How to be a victim blamer
Laura // 17 December 2012
I will preface this post by saying I’d really rather not be writing about Caitlin Moran. I’d really rather she hadn’t put her foot in it again.
But given her media profile, the fact that she’s being held up as a shining example of modern-day feminism by non-feminists and that so many women across the country enjoy her writing, I think it’s important to highlight when she gets things wrong.
The following is taken from an interview with Australian blogger Mia Freedman, and has been doing the rounds on Twitter:
[MF] And of course it should never be about victim blaming but I worry about the idea of saying to women “don’t change your behaviour, this is not your problem!”. I feel like that’s saying, “You should be able to leave your car unlocked with the keys in the ignition, or leave your front door unlocked, and expect nobody to burgle you.”
[CM] Yes. It’s on that basis that I don’t wear high heels – other than I can’t walk in them – because when I’m lying in bed at night with my husband, I know there’s a woman coming who I could rape and murder, because I can hear her coming up the street in high heels, clack-clack-clack. And I can hear she’s on her own, I can hear what speed she’s coming at, I could plan where to stand to grab her or an ambush. And every time I hear her I think, “Fuck, you’re just alerting every fucking nutter to where you are now. And [that it’s a concern] that’s not right.
Society should be different. But while we’re waiting for society to change, there’s just certain things you have to do. But again the thing is, so many things you could do instead are predicated on having money. She could come out of a nightclub and get into a taxi, that would be the right thing to do.
Where to start? How about with the facts. Only 9% of rapes are committed by strangers. Women are much more likely to be raped or attacked by men they know, in their own home or workplace. So it’s hugely unhelpful and unsisterly – not to mention creepy as hell – for Moran to immediately link the sound of a woman walking home in high heels with her being raped and murdered. Women already feel excessively afraid of walking home at night, and all she’s done here is potentially increased this fear among her many female fans.

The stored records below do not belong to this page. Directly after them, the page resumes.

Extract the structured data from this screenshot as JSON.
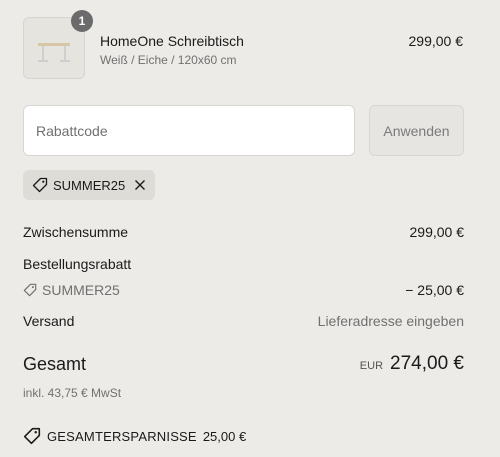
{
  "product": {
    "quantity": "1",
    "name": "HomeOne Schreibtisch",
    "variant": "Weiß / Eiche / 120x60 cm",
    "price": "299,00 €"
  },
  "discount": {
    "placeholder": "Rabattcode",
    "apply_label": "Anwenden",
    "applied_code": "SUMMER25"
  },
  "summary": {
    "subtotal_label": "Zwischensumme",
    "subtotal_value": "299,00 €",
    "order_discount_label": "Bestellungsrabatt",
    "order_discount_code": "SUMMER25",
    "order_discount_value": "− 25,00 €",
    "shipping_label": "Versand",
    "shipping_value": "Lieferadresse eingeben"
  },
  "total": {
    "label": "Gesamt",
    "currency": "EUR",
    "value": "274,00 €",
    "tax_note": "inkl. 43,75 € MwSt"
  },
  "savings": {
    "label": "GESAMTERSPARNISSE",
    "value": "25,00 €"
  },
  "icons": {
    "tag": "tag-icon",
    "close": "close-icon"
  },
  "colors": {
    "background": "#ecebe7",
    "badge": "#6b6b6b"
  }
}
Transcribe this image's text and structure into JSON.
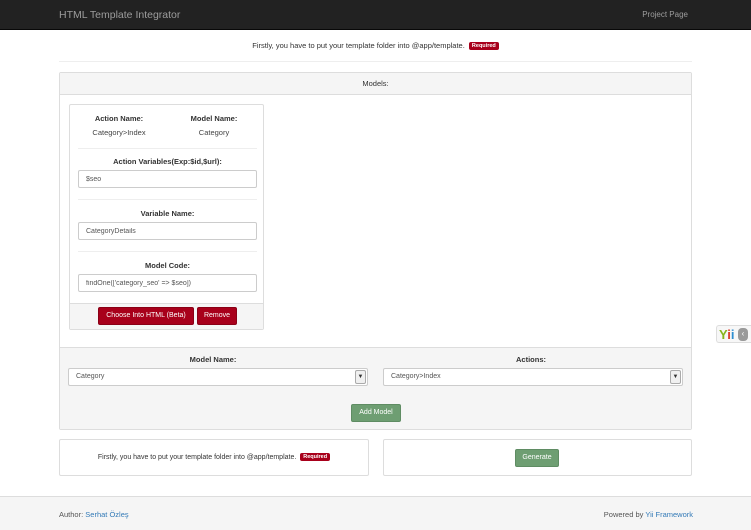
{
  "navbar": {
    "brand": "HTML Template Integrator",
    "project_page": "Project Page"
  },
  "notice": {
    "text": "Firstly, you have to put your template folder into @app/template.",
    "badge": "Required"
  },
  "models": {
    "heading": "Models:",
    "card": {
      "action_name_label": "Action Name:",
      "action_name_value": "Category>Index",
      "model_name_label": "Model Name:",
      "model_name_value": "Category",
      "action_variables_label": "Action Variables(Exp:$id,$url):",
      "action_variables_value": "$seo",
      "variable_name_label": "Variable Name:",
      "variable_name_value": "CategoryDetails",
      "model_code_label": "Model Code:",
      "model_code_value": "findOne(['category_seo' => $seo])",
      "choose_button": "Choose Into HTML (Beta)",
      "remove_button": "Remove"
    },
    "form": {
      "model_name_label": "Model Name:",
      "model_name_selected": "Category",
      "actions_label": "Actions:",
      "actions_selected": "Category>Index",
      "add_button": "Add Model"
    }
  },
  "bottom": {
    "notice_text": "Firstly, you have to put your template folder into @app/template.",
    "badge": "Required",
    "generate_button": "Generate"
  },
  "footer": {
    "author_label": "Author:",
    "author_name": "Serhat Özleş",
    "powered_label": "Powered by",
    "powered_link": "Yii Framework"
  },
  "colors": {
    "navbar_bg": "#222222",
    "danger": "#a8001b",
    "success": "#6e9e72",
    "link": "#337ab7"
  },
  "icons": {
    "debug_logo": "yii-logo-icon",
    "debug_toggle": "chevron-left-icon",
    "select_arrow": "chevron-down-icon"
  }
}
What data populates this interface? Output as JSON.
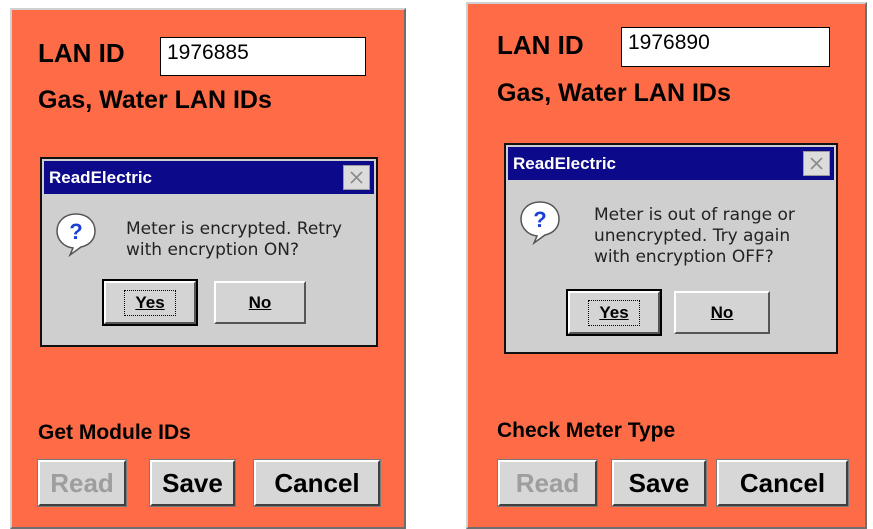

In reality, it would actually make more sense for that woman walking home alone in high heels to spot Moran in bed with her husband through the crack in her bedroom curtains and think “Shit, Caitlin’s in her own home, sharing a bed with a man she’s in a relationship with. Does she know she’s putting herself at increased risk of sexual violence?”. Of course, that would be a horrible thing to think, but it’s no more horrible than Moran’s own musings. It just seems worse because Moran’s narrative is what we’re used to hearing.
Then we have this idea that a woman alerting others to her presence is inviting rape and violence. It’s actually pretty damn hard to be a full participant in society without alerting other people to your existence. It’s incredible how often we have to state this, but unlike cars and houses, women are in fact living beings who have the right to freedom of movement and expression. Telling us that we shouldn’t wear heels or should only go to a nightclub if we’re going to get a taxi home impinges on these rights.
And it does so to absolutely no purpose.
Women get raped by taxi drivers. We get raped when we’re wearing super-practical flat shoes (and I’m pretty sure your DMs make a fair old racket when you’re clomping down the street, Caitlin). We may get raped if we cover up and stay at home out of sight, and we may get raped if we wear next to nothing and totter home drunkenly serenading the neighbours at 3am on a Friday night. There is therefore no point curtailing our freedom in order to try and avoid male sexual violence. Encouraging women to do so is basically telling women to give in to male control and live in fear. That’s categorically not what feminism is about.
Finally, let’s just make it clear that rape is not a product of mental illness. Rapists are not “fucking nutters”. They are often very ordinary men, who may or may not have any history of mental illness. Reinforcing the stereotype of the crazed man jumping out of a bush is not only disablist (in that it increases the stigma suffered by people with mental illnesses), it actually puts women at risk. Because when they are raped by a friend, a partner, or a perfectly sane “nice guy”, the police, the judiciary and the members of the public on the jury are less likely to believe it was rape.
Both Moran and Freedman’s comments are straight-up victim blaming, and they hurt women everywhere.
The image shows a placard from Sheffield Reclaim the Night 2012 that reads “I’m safer walking home alone”. The other side of the placard read “9 in 10 rape victims know their attacker”.